If data for gender and race/ethnicity are combined, Alaska Native/American Indian males in Alaska have the highest suicide rate of any group (see Table 6e). Indeed, their suicide rate of 61.25 is almost four times as high as the suicide rate for Alaska Natives/American Indians in the other 15 states. Even though females have a much lower suicide rate, the risk factor of being Alaska Native/American Indian living in Alaska trumps gender; Alaska Native/American Indian females in Alaska have the third highest suicide rate overall (17.74), higher than the suicide rate of Alaska Native/American Indian males living in the other 15 states (15.55), and almost four times higher than the suicide rate of Alaska Native/American Indian females in the other 15 states (4.59). The lowest suicide rates were for Asian/Pacific Islander and black/African American females in the other 15 states (3.34 and 1.49 respectively). In Alaska, there were so few suicides within these two groups over the six years included in the data that death rates were not calculated.
This article compared Alaska to the United States as a whole with respect to the leading causes of death. While the ranking of causes of death in Alaska is similar to the United States' ranking, age-specific death rates are higher in Alaska for two unnatural causes of death: suicide and unintentional injury (accidents).
A closer focus on homicide and suicide compared Alaska to a group of 15 other states who also participate in the National Violent Death Reporting System: Colorado, Georgia, Kentucky, Maryland, Massachusetts, New Jersey, New Mexico, North Carolina, Oklahoma, Oregon, Rhode Island, South Carolina, Utah, Virginia, and Wisconsin. Alaska's death rate due to homicide is about the same as it is in these other 15 states taken as a whole, but the death rate for Alaska Natives/American Indians and Asians/Pacific Islanders in Alaska is higher than it is for these groups in the other 15 states. Conversely, the homicide death rate is much higher for blacks/African Americans in the other 15 states than it is in Alaska.

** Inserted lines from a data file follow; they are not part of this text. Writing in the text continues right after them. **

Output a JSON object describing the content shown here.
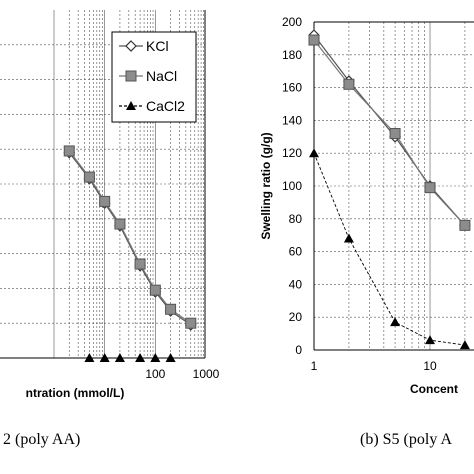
{
  "chart_data": [
    {
      "type": "line",
      "xscale": "log",
      "xlabel": "ntration (mmol/L)",
      "ylabel": "",
      "caption": "2 (poly AA)",
      "xticks": [
        {
          "value": 100,
          "label": "100"
        },
        {
          "value": 1000,
          "label": "1000"
        }
      ],
      "legend_position": "top-right",
      "series": [
        {
          "name": "KCl",
          "marker": "diamond-open",
          "line": "solid",
          "color": "#555555",
          "x": [
            2,
            5,
            10,
            20,
            50,
            100,
            200,
            500
          ],
          "y": [
            118,
            103,
            89,
            76,
            53,
            38,
            27,
            19
          ]
        },
        {
          "name": "NaCl",
          "marker": "square",
          "line": "solid",
          "color": "#777777",
          "x": [
            2,
            5,
            10,
            20,
            50,
            100,
            200,
            500
          ],
          "y": [
            119,
            104,
            90,
            77,
            54,
            39,
            28,
            20
          ]
        },
        {
          "name": "CaCl2",
          "marker": "triangle",
          "line": "dashed",
          "color": "#000000",
          "x": [
            5,
            10,
            20,
            50,
            100,
            200
          ],
          "y": [
            0,
            0,
            0,
            0,
            0,
            0
          ]
        }
      ]
    },
    {
      "type": "line",
      "xscale": "log",
      "xlabel": "Concent",
      "ylabel": "Swelling ratio (g/g)",
      "caption": "(b) S5 (poly A",
      "ylim": [
        0,
        200
      ],
      "yticks": [
        0,
        20,
        40,
        60,
        80,
        100,
        120,
        140,
        160,
        180,
        200
      ],
      "xticks": [
        {
          "value": 1,
          "label": "1"
        },
        {
          "value": 10,
          "label": "10"
        }
      ],
      "series": [
        {
          "name": "KCl",
          "marker": "diamond-open",
          "line": "solid",
          "color": "#555555",
          "x": [
            1,
            2,
            5,
            10,
            20
          ],
          "y": [
            192,
            164,
            130,
            100,
            76
          ]
        },
        {
          "name": "NaCl",
          "marker": "square",
          "line": "solid",
          "color": "#777777",
          "x": [
            1,
            2,
            5,
            10,
            20
          ],
          "y": [
            189,
            162,
            132,
            99,
            76
          ]
        },
        {
          "name": "CaCl2",
          "marker": "triangle",
          "line": "dashed",
          "color": "#000000",
          "x": [
            1,
            2,
            5,
            10,
            20
          ],
          "y": [
            120,
            68,
            17,
            6,
            3
          ]
        }
      ]
    }
  ]
}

The suicide rate in Alaska is almost twice that in the other 15 states. Suicide in Alaska is particularly prevalent among young people (aged 15 to 24), Alaska Natives/American Indians, and males. The age-specific death rate by suicide for Alaska Native/American Indian males between 15 and 24 years old is 154.15, a rate over seven times greater than that for the entire Alaska population (data not shown in tables).
The high rate of suicide among young Alaska Native/American Indian people is well-known. A 2012 bulletin from the Epidemiology Section of the Alaska Department of Health and Human Services uses data similar to those used for this article, and describes the characteristics of suicide more comprehensively than is possible in this short space. (See resource list below.)
In response to the high rate of suicide among Alaska's population, prevention efforts have been implemented statewide by a number of Alaska agencies and organizations. The Alaska Department of Health and Social Services (DHSS) Statewide Suicide Prevention Council has a five-year state suicide prevention plan (FY 2012-2017) and a community-based suicide prevention program. This program includes the Alaska Youth Suicide Prevention Project. Alaska has also launched the Alaska Suicide Prevention Web Portal at http://www.stopsuicidealaska.org/.
Prevention efforts focused on the Alaska Native community include an approach taken by Chugachmiut, a tribal consortium of seven Native communities in the Chugach region of Alaska, which is framed around the concept of adverse childhood experiences (ACEs) and focuses on reducing negative coping behaviors. In northwest Alaska, suicide-prevention wilderness camps for youth are offered by the Maniilaq Association and the Kawerak Association. The Alaska Native Tribal Health Consortium has developed an initiative aimed at reducing the number of suicides and suicide attempts by Alaska Native people by 15 percent by the year 2015.
Sharon Chamard is an associate professor with the Justice Center.